Beaumont is convicted an sent to a primitive African prison where he is tortured and treated as a slave. During his two years of incarceration, Beaumont befriends a native prisoner, and they formulate a plan to escape – it’s the one where one man pretends to have stomach cramps etc…I am sure you’ve seen it before. Their ploy works and the two men escape and head to the village where the African prisoner came from. Unfortunately the Malagawi army is on their tail and follows them to the village. The soldiers shoot up and burn the village. Beaumont’s companion is shot during the insurgence, but Beaumont, armed with a sniper’s rifle, shoots a few key soldiers and during the confusion he manages to escape.

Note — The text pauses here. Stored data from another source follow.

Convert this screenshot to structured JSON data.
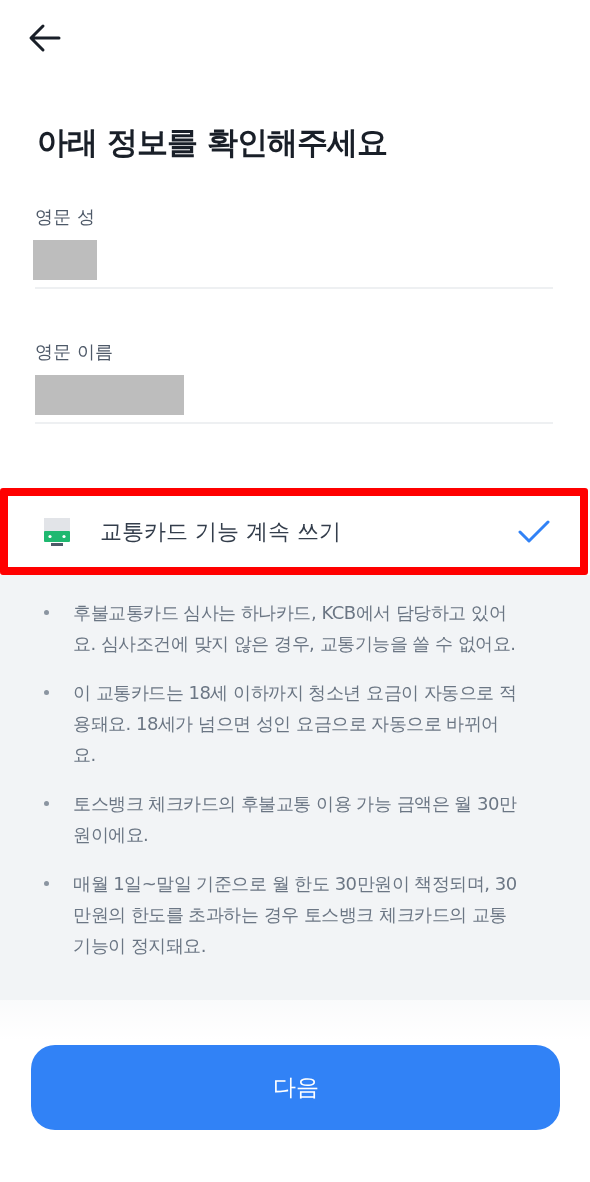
{
  "title": "아래 정보를 확인해주세요",
  "fields": [
    {
      "label": "영문 성",
      "redacted": true
    },
    {
      "label": "영문 이름",
      "redacted": true
    }
  ],
  "option": {
    "label": "교통카드 기능 계속 쓰기",
    "checked": true,
    "highlighted": true
  },
  "notes": [
    "후불교통카드 심사는 하나카드, KCB에서 담당하고 있어요. 심사조건에 맞지 않은 경우, 교통기능을 쓸 수 없어요.",
    "이 교통카드는 18세 이하까지 청소년 요금이 자동으로 적용돼요. 18세가 넘으면 성인 요금으로 자동으로 바뀌어요.",
    "토스뱅크 체크카드의 후불교통 이용 가능 금액은 월 30만원이에요.",
    "매월 1일~말일 기준으로 월 한도 30만원이 책정되며, 30만원의 한도를 초과하는 경우 토스뱅크 체크카드의 교통 기능이 정지돼요."
  ],
  "button": "다음"
}
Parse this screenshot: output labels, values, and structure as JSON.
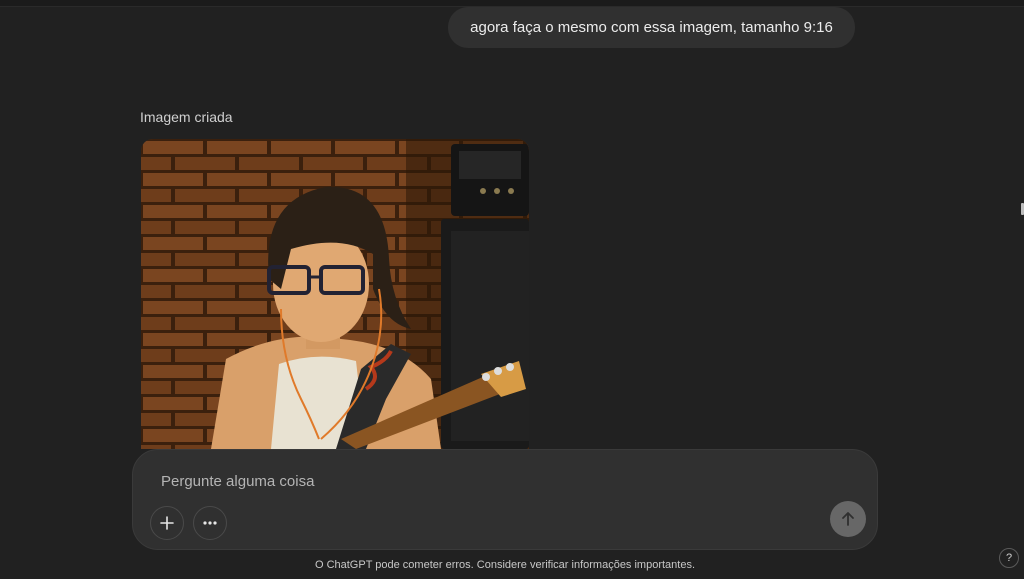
{
  "conversation": {
    "user_message": "agora faça o mesmo com essa imagem, tamanho 9:16",
    "generated_label": "Imagem criada",
    "image_icon": "download-icon"
  },
  "composer": {
    "placeholder": "Pergunte alguma coisa",
    "add_icon": "plus-icon",
    "tools_icon": "more-icon",
    "send_icon": "arrow-up-icon"
  },
  "footer": {
    "disclaimer": "O ChatGPT pode cometer erros. Considere verificar informações importantes.",
    "help_label": "?"
  },
  "colors": {
    "background": "#212121",
    "bubble": "#303030",
    "composer": "#303030",
    "send_button": "#676767"
  }
}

The film then moves to Paris – we know this because of the aerial shots of the Eiffel Tower. Back on his home turf, Beaumont announces his return to France by sending his superiors at the French Secret Service a telegram. The telegram is in a code that has not been used for over two years, and takes a while to decipher. Once they do, the heads of the Secret Service and the government are in for a shock…

You see, two years ago, Beaumont was sent to assassinate President N’Jala – that much is true. But he did it on the orders of his superiors in the French Secret Service, who in turn were following orders from the French Foreign Minister. But by the time Beaumont had arrived in Africa, the situation, politically, had changed. President N’Jala was now an ally and the need for his death was no longer warranted. But the Secret Service chose not to abort the mission. Instead they sold out Beaumont to N’Jala’s Secret Police.

Now Beaumont is back, and his telegram states that he is going to go through with his original mission – kill President N’Jala. Coincidently, N’Jala is going to be in Paris over the next three days, involved in some diplomatic discussions. This gives Beaumont plenty of time to carry out his mission, and provide plenty of headaches for the Secret Service.

One of the many headaches, on top of protecting the President of a foreign nation from assassination by a highly trained operative, is that Beaumont may go to the press and release details of his original mission and his subsequent betrayal. The truth would cause the government quite a great deal of embarrassment.

Ultimately there is only one option that can be employed by the government and the Secret Service; and that is to silence Joss Beaumont permanently. The man selected to do this is the sadistic Rosen (Robert Hossein), who get’s off on hurting people. In his attempts to capture Beaumont, he manipulates and abuses those that Beaumont still has a connection wife, such as his wife, Jeanne (Elisabeth Margoni) and his oldest friend, Valeras (Michel Beaune). This begins a cat and mouse game between Beaumont and Rosen which dominates much of the film.

Le Professionnel is professionally made entertainment. Despite the quasi-political nature of the story, the film isn’t too deep. The plot machinations are simply to showcase Belmondo’s brand of death defying mayhem. As usual, Belmondo does most of his own stunts, and while they aren’t as outrageous as some of his other films, he still gets to climb about on the ledges on building and participate in a high speed car chase through the streets of Paris.